蚊道人聽聞此言,心中驟然閃過一絲不祥的預感。他下意識地以神識掃過自身,卻並未察覺任何異樣。然而就在他心生疑慮的那一瞬間,他周身那無數化身的蚊子之中,忽然同時燃起了一層琉璃色的火焰。
那火焰通透如琉璃,帶著一種灼燒神魂的熱度,無聲無息地在他每一具化身之上蔓延開來。
蚊道人的面色終於徹底變了,那層常掛在嘴角的陰冷笑意消失得乾乾淨淨,取而代之的是一種真實的恐懼。
他幾乎是失聲喊道:“朱陵度命火!”
這正是張鈺當初渡地仙火災之時,天地在其福地之中顯化的朱陵度命火。此火以罪業、執念、仇怨為薪,只要修士所造殺孽未盡,此火便會持續燃燒。張鈺自雍渡城誅殺百萬祀月教徒以來,又在北俱蘆洲大肆殺戮妖王,早已讓那原本只剩一點火星的朱陵度命火有了復燃之機,只是被他以水靈之力勉強控制著。
而方才蚊道人吞噬他的福地本源,那些本源之中恰好便帶著朱陵度命火的餘燼。
而相對於張鈺,蚊道人的殺孽要更加深重得多。他是血海孕育而出,血海乃是世間一切怨念、執念、罪業匯聚之地,蚊道人在其中孕育成長,又在漫長歲月之中吞噬了無數仙妖本源來壯大己身,那些被吞噬之生靈的怨念與罪業早已與他融為一體。
朱陵度命火落在蚊道人身上,瞬間便燃成了燎原之勢。那琉璃色的火焰在他億萬蚊蟲分身之上同時燃燒,任憑他將化身散作億萬也無法逃脫。
蚊道人發出一聲低沉的嘶吼,周身靈氣翻湧如潮,試圖以血海之力將那火焰壓下去。

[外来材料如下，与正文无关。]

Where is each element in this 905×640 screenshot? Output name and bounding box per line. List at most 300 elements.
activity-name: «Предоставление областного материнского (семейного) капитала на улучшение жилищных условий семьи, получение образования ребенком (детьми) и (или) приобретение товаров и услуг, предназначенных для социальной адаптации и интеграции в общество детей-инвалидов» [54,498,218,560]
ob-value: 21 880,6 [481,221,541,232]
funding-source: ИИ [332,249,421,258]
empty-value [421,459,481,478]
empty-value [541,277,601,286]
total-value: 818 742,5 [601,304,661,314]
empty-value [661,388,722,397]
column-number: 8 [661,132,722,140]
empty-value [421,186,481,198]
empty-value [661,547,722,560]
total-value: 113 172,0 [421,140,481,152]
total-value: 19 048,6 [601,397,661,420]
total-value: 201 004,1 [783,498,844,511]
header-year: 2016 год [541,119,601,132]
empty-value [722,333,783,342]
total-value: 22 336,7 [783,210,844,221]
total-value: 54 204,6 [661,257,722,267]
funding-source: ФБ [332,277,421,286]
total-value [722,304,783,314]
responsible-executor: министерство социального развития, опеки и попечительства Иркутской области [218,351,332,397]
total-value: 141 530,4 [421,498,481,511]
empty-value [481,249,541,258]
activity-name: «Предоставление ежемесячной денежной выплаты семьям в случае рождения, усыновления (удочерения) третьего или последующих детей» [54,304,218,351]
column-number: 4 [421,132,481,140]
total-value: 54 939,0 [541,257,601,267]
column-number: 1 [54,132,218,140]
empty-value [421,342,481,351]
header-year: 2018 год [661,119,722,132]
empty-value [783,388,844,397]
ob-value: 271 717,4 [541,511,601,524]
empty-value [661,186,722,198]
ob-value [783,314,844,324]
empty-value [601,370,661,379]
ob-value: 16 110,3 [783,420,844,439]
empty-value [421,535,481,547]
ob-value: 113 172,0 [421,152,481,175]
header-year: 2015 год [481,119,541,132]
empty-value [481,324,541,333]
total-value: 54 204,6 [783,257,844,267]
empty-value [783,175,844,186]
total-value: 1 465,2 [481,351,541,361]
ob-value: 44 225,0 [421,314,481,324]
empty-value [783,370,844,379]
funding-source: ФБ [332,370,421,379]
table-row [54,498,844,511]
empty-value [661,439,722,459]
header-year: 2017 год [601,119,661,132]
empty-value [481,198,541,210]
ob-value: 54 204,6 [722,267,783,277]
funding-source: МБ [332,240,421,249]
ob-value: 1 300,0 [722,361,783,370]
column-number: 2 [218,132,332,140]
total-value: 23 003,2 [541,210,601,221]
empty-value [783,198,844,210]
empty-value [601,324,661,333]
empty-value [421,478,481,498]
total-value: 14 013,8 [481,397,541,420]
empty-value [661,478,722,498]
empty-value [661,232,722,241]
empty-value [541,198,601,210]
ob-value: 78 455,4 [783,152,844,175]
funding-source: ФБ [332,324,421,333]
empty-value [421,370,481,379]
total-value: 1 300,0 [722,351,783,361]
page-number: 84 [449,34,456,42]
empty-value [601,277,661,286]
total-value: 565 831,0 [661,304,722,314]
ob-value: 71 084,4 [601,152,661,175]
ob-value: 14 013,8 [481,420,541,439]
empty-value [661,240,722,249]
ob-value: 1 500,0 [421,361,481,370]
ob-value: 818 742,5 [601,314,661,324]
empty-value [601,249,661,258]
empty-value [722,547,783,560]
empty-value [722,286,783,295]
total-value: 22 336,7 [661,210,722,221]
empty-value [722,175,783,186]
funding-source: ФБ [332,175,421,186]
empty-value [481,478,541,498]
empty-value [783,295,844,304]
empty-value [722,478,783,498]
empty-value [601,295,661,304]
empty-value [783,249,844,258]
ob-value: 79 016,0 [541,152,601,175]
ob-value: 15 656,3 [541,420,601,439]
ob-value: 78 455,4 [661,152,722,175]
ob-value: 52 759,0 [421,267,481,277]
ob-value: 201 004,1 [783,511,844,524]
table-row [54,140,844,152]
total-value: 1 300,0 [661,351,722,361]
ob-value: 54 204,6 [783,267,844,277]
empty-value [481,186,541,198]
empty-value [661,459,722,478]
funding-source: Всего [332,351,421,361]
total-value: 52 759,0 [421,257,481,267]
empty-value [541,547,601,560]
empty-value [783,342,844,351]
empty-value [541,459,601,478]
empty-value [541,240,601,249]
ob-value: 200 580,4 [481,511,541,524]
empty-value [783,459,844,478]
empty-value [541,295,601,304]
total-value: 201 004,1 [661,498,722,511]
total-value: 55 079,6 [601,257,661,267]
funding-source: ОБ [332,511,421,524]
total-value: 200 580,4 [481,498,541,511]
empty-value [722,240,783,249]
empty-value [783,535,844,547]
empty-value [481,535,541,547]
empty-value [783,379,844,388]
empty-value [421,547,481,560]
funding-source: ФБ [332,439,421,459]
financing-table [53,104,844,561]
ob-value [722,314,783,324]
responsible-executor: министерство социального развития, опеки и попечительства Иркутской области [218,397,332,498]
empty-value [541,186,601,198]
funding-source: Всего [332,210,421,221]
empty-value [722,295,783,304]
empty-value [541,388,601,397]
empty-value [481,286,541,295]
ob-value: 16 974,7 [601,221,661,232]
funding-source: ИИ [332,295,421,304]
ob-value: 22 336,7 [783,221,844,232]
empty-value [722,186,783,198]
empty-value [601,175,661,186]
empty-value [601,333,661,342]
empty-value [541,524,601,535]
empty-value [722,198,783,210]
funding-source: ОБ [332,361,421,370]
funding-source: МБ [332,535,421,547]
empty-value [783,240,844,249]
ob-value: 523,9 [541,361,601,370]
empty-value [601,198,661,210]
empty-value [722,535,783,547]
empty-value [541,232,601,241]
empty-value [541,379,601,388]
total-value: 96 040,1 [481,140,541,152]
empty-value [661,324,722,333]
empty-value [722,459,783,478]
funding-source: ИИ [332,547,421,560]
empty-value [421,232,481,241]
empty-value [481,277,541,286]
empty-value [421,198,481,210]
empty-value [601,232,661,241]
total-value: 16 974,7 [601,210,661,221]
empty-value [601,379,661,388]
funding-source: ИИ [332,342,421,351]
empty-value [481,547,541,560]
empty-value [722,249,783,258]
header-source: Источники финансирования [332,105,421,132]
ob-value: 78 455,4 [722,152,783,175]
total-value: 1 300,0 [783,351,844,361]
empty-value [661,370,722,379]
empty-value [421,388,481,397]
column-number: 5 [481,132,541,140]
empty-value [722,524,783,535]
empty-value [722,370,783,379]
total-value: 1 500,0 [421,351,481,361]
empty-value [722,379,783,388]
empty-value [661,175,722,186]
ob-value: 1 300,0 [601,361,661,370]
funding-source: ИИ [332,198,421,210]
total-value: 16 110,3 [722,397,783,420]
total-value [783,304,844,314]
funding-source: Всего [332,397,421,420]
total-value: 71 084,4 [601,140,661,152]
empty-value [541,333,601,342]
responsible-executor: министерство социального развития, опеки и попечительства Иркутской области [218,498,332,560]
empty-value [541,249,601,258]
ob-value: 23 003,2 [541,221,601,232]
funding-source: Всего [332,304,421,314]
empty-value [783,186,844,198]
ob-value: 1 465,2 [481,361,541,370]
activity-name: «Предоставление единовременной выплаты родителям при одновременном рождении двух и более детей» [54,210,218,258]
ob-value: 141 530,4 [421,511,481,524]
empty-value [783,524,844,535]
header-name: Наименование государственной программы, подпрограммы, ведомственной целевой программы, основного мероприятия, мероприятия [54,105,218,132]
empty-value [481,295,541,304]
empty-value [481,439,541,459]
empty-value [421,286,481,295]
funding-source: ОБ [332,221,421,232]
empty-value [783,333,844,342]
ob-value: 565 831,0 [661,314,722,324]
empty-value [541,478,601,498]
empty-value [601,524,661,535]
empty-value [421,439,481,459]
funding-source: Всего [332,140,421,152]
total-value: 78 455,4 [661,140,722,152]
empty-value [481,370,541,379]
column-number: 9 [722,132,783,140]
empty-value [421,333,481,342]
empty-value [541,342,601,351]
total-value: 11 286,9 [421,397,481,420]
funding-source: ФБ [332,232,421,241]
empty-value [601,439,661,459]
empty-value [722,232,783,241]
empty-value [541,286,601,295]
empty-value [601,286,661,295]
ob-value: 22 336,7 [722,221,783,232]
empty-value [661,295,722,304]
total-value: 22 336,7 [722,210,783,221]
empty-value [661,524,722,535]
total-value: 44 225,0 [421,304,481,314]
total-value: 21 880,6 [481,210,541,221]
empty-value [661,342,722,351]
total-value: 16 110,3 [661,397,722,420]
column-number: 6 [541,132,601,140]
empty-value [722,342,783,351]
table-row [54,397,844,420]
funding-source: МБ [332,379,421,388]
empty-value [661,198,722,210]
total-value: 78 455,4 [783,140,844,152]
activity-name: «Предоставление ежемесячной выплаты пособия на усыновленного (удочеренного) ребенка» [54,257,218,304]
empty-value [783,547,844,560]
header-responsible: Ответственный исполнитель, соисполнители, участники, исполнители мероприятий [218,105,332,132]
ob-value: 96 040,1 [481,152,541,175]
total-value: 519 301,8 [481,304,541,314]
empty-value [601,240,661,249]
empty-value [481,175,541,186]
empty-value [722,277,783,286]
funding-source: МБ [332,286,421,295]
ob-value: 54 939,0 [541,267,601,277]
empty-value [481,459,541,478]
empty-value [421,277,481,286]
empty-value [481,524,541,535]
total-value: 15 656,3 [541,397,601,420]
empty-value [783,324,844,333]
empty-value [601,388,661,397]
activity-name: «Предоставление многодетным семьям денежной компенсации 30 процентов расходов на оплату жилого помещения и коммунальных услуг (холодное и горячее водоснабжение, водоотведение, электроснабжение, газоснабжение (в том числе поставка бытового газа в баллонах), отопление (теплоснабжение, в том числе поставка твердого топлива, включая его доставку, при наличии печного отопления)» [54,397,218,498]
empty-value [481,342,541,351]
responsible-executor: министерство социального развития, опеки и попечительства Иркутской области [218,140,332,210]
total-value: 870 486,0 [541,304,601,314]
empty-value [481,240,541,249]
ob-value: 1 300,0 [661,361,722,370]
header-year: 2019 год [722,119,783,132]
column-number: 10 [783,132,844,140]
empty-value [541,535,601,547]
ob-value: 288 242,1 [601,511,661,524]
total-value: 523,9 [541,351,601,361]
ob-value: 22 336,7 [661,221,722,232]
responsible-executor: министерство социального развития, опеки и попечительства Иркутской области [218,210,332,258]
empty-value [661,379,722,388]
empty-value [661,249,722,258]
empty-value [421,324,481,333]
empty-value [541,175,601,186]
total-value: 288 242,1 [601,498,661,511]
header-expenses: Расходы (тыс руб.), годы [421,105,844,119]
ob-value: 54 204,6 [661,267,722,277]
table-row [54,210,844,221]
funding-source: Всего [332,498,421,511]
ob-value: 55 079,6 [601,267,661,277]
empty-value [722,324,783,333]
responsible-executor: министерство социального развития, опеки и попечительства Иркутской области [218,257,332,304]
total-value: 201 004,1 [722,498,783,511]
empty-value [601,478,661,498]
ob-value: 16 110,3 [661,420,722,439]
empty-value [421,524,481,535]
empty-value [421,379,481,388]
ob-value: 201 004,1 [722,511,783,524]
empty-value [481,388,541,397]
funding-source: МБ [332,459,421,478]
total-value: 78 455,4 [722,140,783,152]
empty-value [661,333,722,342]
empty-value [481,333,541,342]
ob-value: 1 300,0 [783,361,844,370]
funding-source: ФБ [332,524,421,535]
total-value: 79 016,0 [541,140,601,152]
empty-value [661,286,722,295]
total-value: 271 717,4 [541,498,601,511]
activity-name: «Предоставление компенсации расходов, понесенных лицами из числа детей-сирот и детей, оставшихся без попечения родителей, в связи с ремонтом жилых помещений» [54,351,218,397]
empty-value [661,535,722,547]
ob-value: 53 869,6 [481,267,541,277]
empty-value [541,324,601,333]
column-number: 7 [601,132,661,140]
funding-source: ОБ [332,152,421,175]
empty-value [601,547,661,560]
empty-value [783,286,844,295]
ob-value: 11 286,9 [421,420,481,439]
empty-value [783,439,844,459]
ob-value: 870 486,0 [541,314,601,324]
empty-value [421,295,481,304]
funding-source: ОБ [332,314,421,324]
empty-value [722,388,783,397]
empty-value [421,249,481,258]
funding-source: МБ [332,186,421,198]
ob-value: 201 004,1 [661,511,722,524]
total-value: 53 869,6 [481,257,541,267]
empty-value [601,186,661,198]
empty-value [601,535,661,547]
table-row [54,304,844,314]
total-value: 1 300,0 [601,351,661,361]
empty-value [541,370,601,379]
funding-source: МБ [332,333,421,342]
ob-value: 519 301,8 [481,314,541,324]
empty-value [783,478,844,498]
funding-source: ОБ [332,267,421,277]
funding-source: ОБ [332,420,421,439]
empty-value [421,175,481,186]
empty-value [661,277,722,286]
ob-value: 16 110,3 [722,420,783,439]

可朱陵度命火併非尋常靈火,不燃實物、不灼軀體,專燒罪業與怨念,越是掙扎便燒得越旺。
張鈺立於虛空之中,看著蚊道人在火焰之中掙扎,沒有半分憐憫。他龍爪之中混沌鍾再次浮現,鐘身微微一震。
神通——鴻蒙鎮世。
鐘聲雖弱於先前,但用來困住蚊道人使其無法遁逃卻已足夠。鐘聲所至,虛空再度凝滯,蚊道人化身的血色雲霧被那層無形的壁障牢牢鎖在原地,再也無法掙脫。朱陵度命火在他身上持續燃燒。
攻守之勢,已在這一刻徹底逆轉。